Надбровья воспалены. Лоб выгнут мостом. Плети волос — жгучие разноцветные плети — уложены по фактурной голове в позицию «сейчас». В кабинете доктора дрожит свет.

— Пожалуйста, берите трубку и расскажите подробно, что вы чувствовали до происшествия.

— Я работал до полдня. Приходил часовщик, квартерон. Он говорил о лампах, и мне было до того приятно, словно я держал в это время в руках по розовой матовой лампе, зажженной, но прохладной, как кофе, про который забываешь. Он ушел и оставил шлейф похоти — копоти — мне слышались в женском топоте удары грома. И большой человек распластался в кресле, как свежая глина. Он становился то крошечным, то огромным. Снова гром. Но нет — горшечным — горошиной у меня в горле он был и начал расти. Пальцы бились друг о друга, и я почувствовал, что он меня держит и душит. Надо было выпустить его через ухо. Я метался и просил Бога, но в ответ слышал что-то о каре. Он занял горизонтальное положение в моем горле; еще немного, и он разорвал бы меня. Стакан хохотал, ощетинились занавески, серая Пеппи смотрела, что я делаю, и картон трещал за ее спиной. Я взял бритву Танненбаума и с криком: «Это нужно мне!» — полоснул ею по своему бедному хрящевому кусочку. Он заскрипел, как кресло, и повис. Все тело мое обратилось к нему и завыло от жалости. Было много возни с кровью. Она пачкала руки; промокла и липла рубашка; ища тряпки, чтобы зажать рану, я растоптал по полу бездну рыжей — как понял я — охровой крови.

Я крутился и выл и, воя, бежал к де Боку. Было поздно. Я выл и стучал в зеленые окна. Свет делал их красными. Страшный де Бок светил в меня и смотрел. Я знал, что будет больно, но не думал, что так долго. Мы снова бежали ко мне, он послал за лекарем, менял тряпки — то молча, то глухо молясь. Он сказал: «Бедный мой», это стоило моего висячего хрящика. Тридцать лет я не слышал этих слов. Мне стало хорошо от льда, порошков и горькой травы, которую он заварил. Но я не знал тогда, что долго еще не смогу спать, что вместо работы буду теребить и чесать отсыхающий кончик, я не знал — о доктор! — что того человека можно было выгнать другим порошком.

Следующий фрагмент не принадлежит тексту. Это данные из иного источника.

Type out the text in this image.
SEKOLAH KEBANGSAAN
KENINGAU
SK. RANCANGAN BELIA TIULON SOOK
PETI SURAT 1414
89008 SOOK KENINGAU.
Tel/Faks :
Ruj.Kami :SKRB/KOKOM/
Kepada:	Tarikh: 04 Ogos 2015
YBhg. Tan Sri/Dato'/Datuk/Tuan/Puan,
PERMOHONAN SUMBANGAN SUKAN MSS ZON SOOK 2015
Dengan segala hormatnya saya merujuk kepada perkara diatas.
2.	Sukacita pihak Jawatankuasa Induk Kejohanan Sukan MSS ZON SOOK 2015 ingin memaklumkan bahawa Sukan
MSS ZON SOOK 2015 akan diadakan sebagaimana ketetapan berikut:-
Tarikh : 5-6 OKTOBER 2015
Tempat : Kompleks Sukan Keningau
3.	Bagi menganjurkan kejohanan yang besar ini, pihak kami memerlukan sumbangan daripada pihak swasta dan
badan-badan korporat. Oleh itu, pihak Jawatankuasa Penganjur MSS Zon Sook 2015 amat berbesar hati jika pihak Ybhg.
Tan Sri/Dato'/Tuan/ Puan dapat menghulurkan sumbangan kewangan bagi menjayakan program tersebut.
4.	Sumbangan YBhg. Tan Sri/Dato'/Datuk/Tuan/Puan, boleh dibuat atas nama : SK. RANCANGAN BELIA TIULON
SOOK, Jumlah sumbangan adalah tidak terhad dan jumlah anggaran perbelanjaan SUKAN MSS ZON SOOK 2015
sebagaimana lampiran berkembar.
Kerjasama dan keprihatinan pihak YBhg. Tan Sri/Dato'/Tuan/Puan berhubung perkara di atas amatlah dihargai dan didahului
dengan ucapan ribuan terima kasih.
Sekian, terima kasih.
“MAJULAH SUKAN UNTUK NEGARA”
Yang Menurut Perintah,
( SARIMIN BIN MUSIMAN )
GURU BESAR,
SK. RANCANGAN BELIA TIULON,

Ночью он лежит на спине, переживая в кровати пласты миров, пережидая голод и отвечая всем, кто зовет его. Ночью всходят подсолнухи; люди повернуты спинами; ночью в лечебнице идет дождь. Сырые колонны. Черная зелень. Красный пес ходит за ним по пятам. Рисовальщики ворса, рисовальщики углей, рисовальщики едоков картофеля, от которых хочется есть, полуденные табуретки, жар надбровий. Два звучащих цвета: зеленый — это синий, оранжевый — это красный; плотен воздух, стянут жилет, нарушены пропорции жизни. Правый глаз погашен, левый поет: уйдите, уйдите, уйдите — зубной болью, жаром поля перед заводом, всем чадом и травяной гарью, всеми выступами в листьях. Можно вздохнуть, лишь исторгнув подсолнух. Само ухо — отдельное, вялое, смотрит самостоятельно и постепенно заостряется в воздухе, застывает и каменеет. Кому рассказать свое сумасшествие? Через десять минут — ужин бобовых культур, треск корабля, черные трубы, колоколец сестер милосердия, бромистый калий, пиявки, треск разрываемого холста, попранные рамы, голова — в дождь, разноцветные голоса, просоленная одежда, наслоения пустоты.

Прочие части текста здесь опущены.